AP: Gaetz, Greene flaunt new paths to power, testing GOP leaders
By Alan Fram and Brian Slodysko
- Congressional leaders have always faced rebels in their ranks. But Reps. Matt Gaetz and Marjorie Taylor Greene are presenting top House Republicans with a test of how to handle a new breed of Trump-era, social media-savvy firebrands.
- Gaetz, a third-term Floridian, and Greene, a Georgia freshman, have attracted more public attention lately than most junior members of Congress. Much of it hasn’t been positive.
- That’s confronting House Minority Leader Kevin McCarthy, R-Calif., with questions about whether the two hard-right provocateurs might hurt the GOP’s goal of capturing House control in next year’s elections. Party leaders must decide what, if anything, to do about them, and what impact any action would have on their supporters, who come from the GOP’s staunchly conservative base.
- Greene’s situation is murkier. In a recent case, after years of racially offensive statements by Iowa Rep. Steve King, GOP leaders turned against him in 2019 when he questioned why terms like “white supremacist” were offensive. He didn’t resign but lost his 2020 GOP primary.

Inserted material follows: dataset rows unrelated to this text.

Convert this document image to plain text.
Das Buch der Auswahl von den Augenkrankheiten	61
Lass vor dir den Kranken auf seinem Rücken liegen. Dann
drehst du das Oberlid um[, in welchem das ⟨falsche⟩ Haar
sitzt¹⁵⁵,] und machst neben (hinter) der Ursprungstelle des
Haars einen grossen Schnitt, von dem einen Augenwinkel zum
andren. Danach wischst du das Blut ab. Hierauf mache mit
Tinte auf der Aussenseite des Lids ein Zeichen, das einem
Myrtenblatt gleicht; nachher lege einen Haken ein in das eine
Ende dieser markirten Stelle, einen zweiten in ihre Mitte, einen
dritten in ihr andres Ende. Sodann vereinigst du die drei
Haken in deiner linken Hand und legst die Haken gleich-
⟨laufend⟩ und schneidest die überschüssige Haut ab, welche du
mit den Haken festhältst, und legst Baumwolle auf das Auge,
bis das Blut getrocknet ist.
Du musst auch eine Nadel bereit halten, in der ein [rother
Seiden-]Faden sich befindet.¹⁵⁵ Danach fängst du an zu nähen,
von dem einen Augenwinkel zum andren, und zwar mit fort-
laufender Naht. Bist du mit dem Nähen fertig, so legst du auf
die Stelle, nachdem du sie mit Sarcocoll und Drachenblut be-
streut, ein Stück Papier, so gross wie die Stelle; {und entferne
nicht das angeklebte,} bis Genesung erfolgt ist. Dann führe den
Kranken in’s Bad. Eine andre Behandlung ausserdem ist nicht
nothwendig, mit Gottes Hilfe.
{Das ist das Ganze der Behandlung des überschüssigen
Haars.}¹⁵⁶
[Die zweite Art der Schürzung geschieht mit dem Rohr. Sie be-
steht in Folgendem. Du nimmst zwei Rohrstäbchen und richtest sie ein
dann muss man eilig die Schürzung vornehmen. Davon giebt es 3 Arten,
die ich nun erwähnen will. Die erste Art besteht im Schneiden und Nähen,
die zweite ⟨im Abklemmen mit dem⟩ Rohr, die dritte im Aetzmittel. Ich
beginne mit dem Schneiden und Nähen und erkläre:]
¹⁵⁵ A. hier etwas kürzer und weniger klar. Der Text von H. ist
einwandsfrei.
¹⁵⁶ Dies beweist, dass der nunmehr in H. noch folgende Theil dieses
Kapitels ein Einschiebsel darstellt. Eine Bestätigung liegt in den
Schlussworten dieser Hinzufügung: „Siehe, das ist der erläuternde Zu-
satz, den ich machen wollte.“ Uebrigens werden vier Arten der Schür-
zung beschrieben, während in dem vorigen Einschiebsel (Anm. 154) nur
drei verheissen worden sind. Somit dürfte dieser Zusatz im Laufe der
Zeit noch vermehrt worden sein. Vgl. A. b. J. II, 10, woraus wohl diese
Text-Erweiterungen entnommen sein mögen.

- Over GOP objections, the Democratic-majority House stripped Greene of her committee assignments in February for her online recycling of violent statements and conspiracy theories. McCarthy denounced her statements but didn’t punish her.
- “It’s a problem,” said Sarah Chamberlain, who heads the Republican Main Street Partnership, an alliance of dozens of GOP centrists. “If Matt Gaetz becomes the face of the Republican Party, he can be used against us” by Democratic ads in moderate GOP districts, she said.
- Greene donated a healthy $175,000 to the House GOP campaign arm shortly before Democrats stripped her of her committee assignments, according to campaign finance reports.
- Gaetz last year donated to dozens of House Republicans.